Только сейчас я заметил в зеркале сына портного Бенце Когана. Пинхос сидел ко мне спиной, и колдовавший над ним Лео небрежно бросил:
— Ты знаком с товарищем Пинхосом?
— Да, — сказал я.
— Не называйте меня, пожалуйста, товарищем, попросил сын портного Бенце Когана. Он покосился на руки Паровозника, на бритву и беспокойно засопел. Видно, Лео слишком туго стянул ему простыней шею.
— А что? — удивился мужской мастер. — Нас тут никто не слышит.
— Слушаю вас, Паровозник, и поражаюсь, — протянул Пинхос. — Не старый вы вроде человек, а лести в вас уйма.
— Без лести нет парикмахера, — заявил Лео. — Нельстивый парикмахер то же самое что необрезанный раввин, прошу у вас прощения. К нему никто не пойдет.
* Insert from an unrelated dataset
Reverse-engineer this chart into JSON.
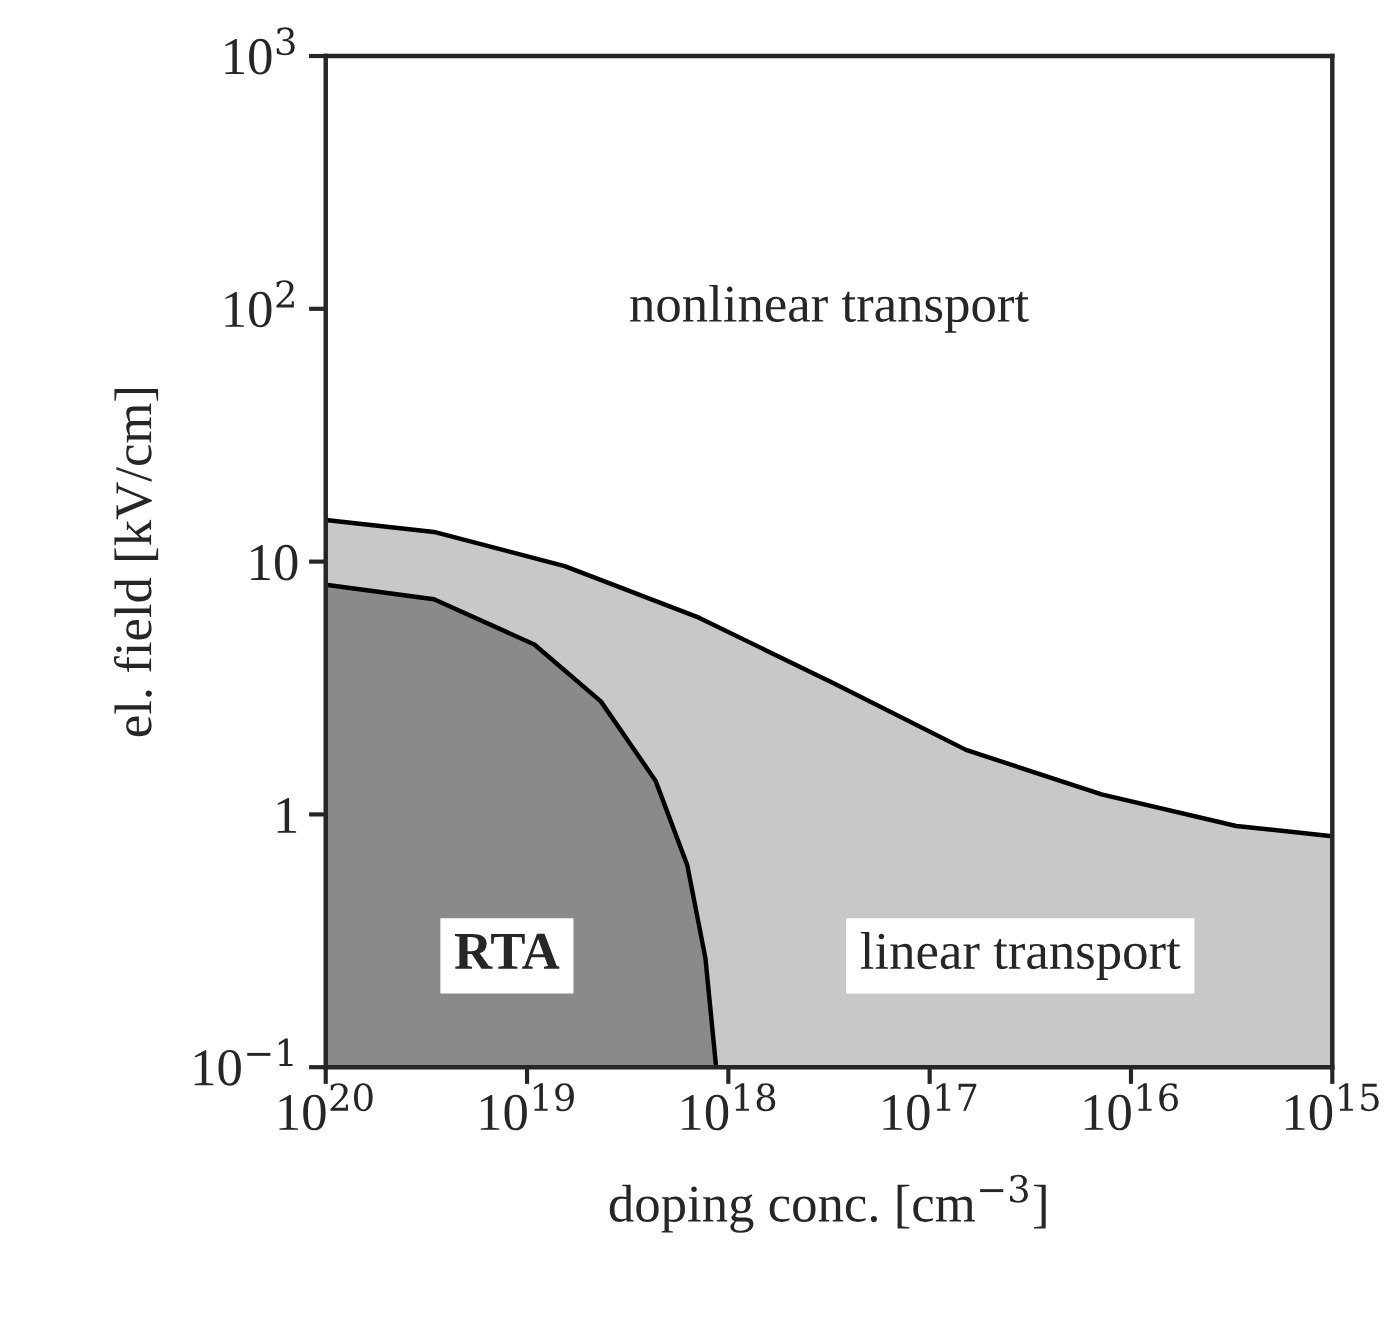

Вам приятно слышать: «товарищ», приставу — «господин», нашему раввину — «ребе». Парикмахер, как вождь, должен уметь заглядывать вперед. Вы же сами на речке говорили, что старый порядок скоро рухнет и все будут товарищами. Вот я и тренируюсь. Поверьте мне, товарищ Пинхос, лесть еще никому не приносила убытков. Сидите спокойно, не ерзайте, иначе я вас нечаянно пораню. Так вы, товарищ Пинхос, все-таки думаете, что угнетенные и угнетатели поменяются местами?
— Никогда я так не думал, — вспылил сын портного Бенце Когана.
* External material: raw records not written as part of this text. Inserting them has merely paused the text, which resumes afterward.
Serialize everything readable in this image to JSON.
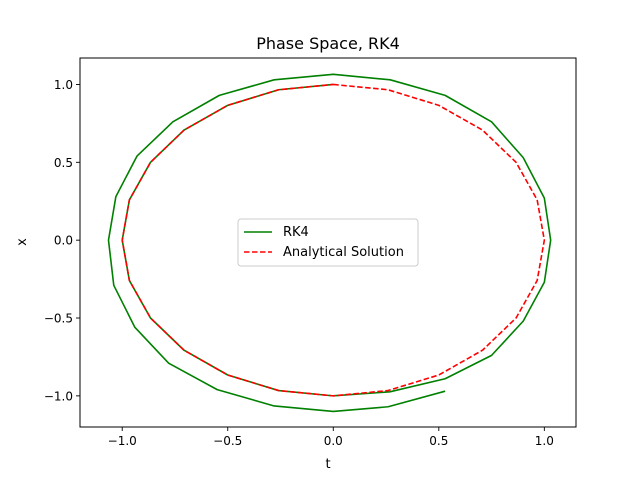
{
  "chart_data": {
    "type": "line",
    "title": "Phase Space, RK4",
    "xlabel": "t",
    "ylabel": "x",
    "xlim": [
      -1.2,
      1.15
    ],
    "ylim": [
      -1.2,
      1.17
    ],
    "xticks": [
      -1.0,
      -0.5,
      0.0,
      0.5,
      1.0
    ],
    "xtick_labels": [
      "−1.0",
      "−0.5",
      "0.0",
      "0.5",
      "1.0"
    ],
    "yticks": [
      -1.0,
      -0.5,
      0.0,
      0.5,
      1.0
    ],
    "ytick_labels": [
      "−1.0",
      "−0.5",
      "0.0",
      "0.5",
      "1.0"
    ],
    "grid": false,
    "legend_position": "center",
    "series": [
      {
        "name": "RK4",
        "color": "#008000",
        "style": "solid",
        "points": [
          [
            0.0,
            1.0
          ],
          [
            -0.259,
            0.966
          ],
          [
            -0.5,
            0.866
          ],
          [
            -0.707,
            0.707
          ],
          [
            -0.866,
            0.5
          ],
          [
            -0.966,
            0.259
          ],
          [
            -1.0,
            0.0
          ],
          [
            -0.966,
            -0.259
          ],
          [
            -0.866,
            -0.5
          ],
          [
            -0.707,
            -0.707
          ],
          [
            -0.5,
            -0.866
          ],
          [
            -0.259,
            -0.966
          ],
          [
            0.0,
            -1.0
          ],
          [
            0.268,
            -0.974
          ],
          [
            0.53,
            -0.89
          ],
          [
            0.75,
            -0.74
          ],
          [
            0.9,
            -0.52
          ],
          [
            1.0,
            -0.27
          ],
          [
            1.03,
            0.0
          ],
          [
            1.0,
            0.27
          ],
          [
            0.9,
            0.53
          ],
          [
            0.75,
            0.76
          ],
          [
            0.53,
            0.93
          ],
          [
            0.27,
            1.03
          ],
          [
            0.0,
            1.065
          ],
          [
            -0.28,
            1.03
          ],
          [
            -0.54,
            0.93
          ],
          [
            -0.76,
            0.76
          ],
          [
            -0.93,
            0.54
          ],
          [
            -1.03,
            0.28
          ],
          [
            -1.065,
            0.0
          ],
          [
            -1.04,
            -0.29
          ],
          [
            -0.94,
            -0.56
          ],
          [
            -0.78,
            -0.79
          ],
          [
            -0.55,
            -0.96
          ],
          [
            -0.28,
            -1.065
          ],
          [
            0.0,
            -1.1
          ],
          [
            0.26,
            -1.07
          ],
          [
            0.53,
            -0.97
          ]
        ]
      },
      {
        "name": "Analytical Solution",
        "color": "#ff0000",
        "style": "dashed",
        "points": [
          [
            0.0,
            1.0
          ],
          [
            0.259,
            0.966
          ],
          [
            0.5,
            0.866
          ],
          [
            0.707,
            0.707
          ],
          [
            0.866,
            0.5
          ],
          [
            0.966,
            0.259
          ],
          [
            1.0,
            0.0
          ],
          [
            0.966,
            -0.259
          ],
          [
            0.866,
            -0.5
          ],
          [
            0.707,
            -0.707
          ],
          [
            0.5,
            -0.866
          ],
          [
            0.259,
            -0.966
          ],
          [
            0.0,
            -1.0
          ],
          [
            -0.259,
            -0.966
          ],
          [
            -0.5,
            -0.866
          ],
          [
            -0.707,
            -0.707
          ],
          [
            -0.866,
            -0.5
          ],
          [
            -0.966,
            -0.259
          ],
          [
            -1.0,
            0.0
          ],
          [
            -0.966,
            0.259
          ],
          [
            -0.866,
            0.5
          ],
          [
            -0.707,
            0.707
          ],
          [
            -0.5,
            0.866
          ],
          [
            -0.259,
            0.966
          ],
          [
            0.0,
            1.0
          ]
        ]
      }
    ]
  }
}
— Так что, вообще угнетателей не будет?
— Вообще.
— Ну, это бабушкины сказки! Кто правит, тот и угнетает. Правду я говорю, Даниил?
— Не знаю.
В парикмахерскую неслышно спустилась Рохэ. Она молча дошла до дверей, взглянула под столик, под зеркальную стойку, снова вернулась назад, постояла, обвела горящим взглядом заведение, и от этого взгляда вдруг повеяло чем-то неотвратимым, почти осязаемым, как головешки на пожарище.
— Что вы ищете, Рохэ?
Мужской мастер Лео Паровозник кончил стричь Пинхоса и принялся вытряхивать простыню. Смирные волосы портняжки закружились в воздухе и полетели в сторону старухи, отрешенно разглядывавшей комнату.
— Садись, Даниил, — велел Лео, но у меня пропало всякое желание стричься. Мне захотелось поскорей убраться отсюда, чтобы больше не видеть в зеркале Рохэ, ее седые усы, разросшуюся бородавку под крючковатым носом, безумные глаза, сверкавшие зло и неумолимо.
— В другой раз забегу, — сказал я, не отваживаясь сесть в кресло.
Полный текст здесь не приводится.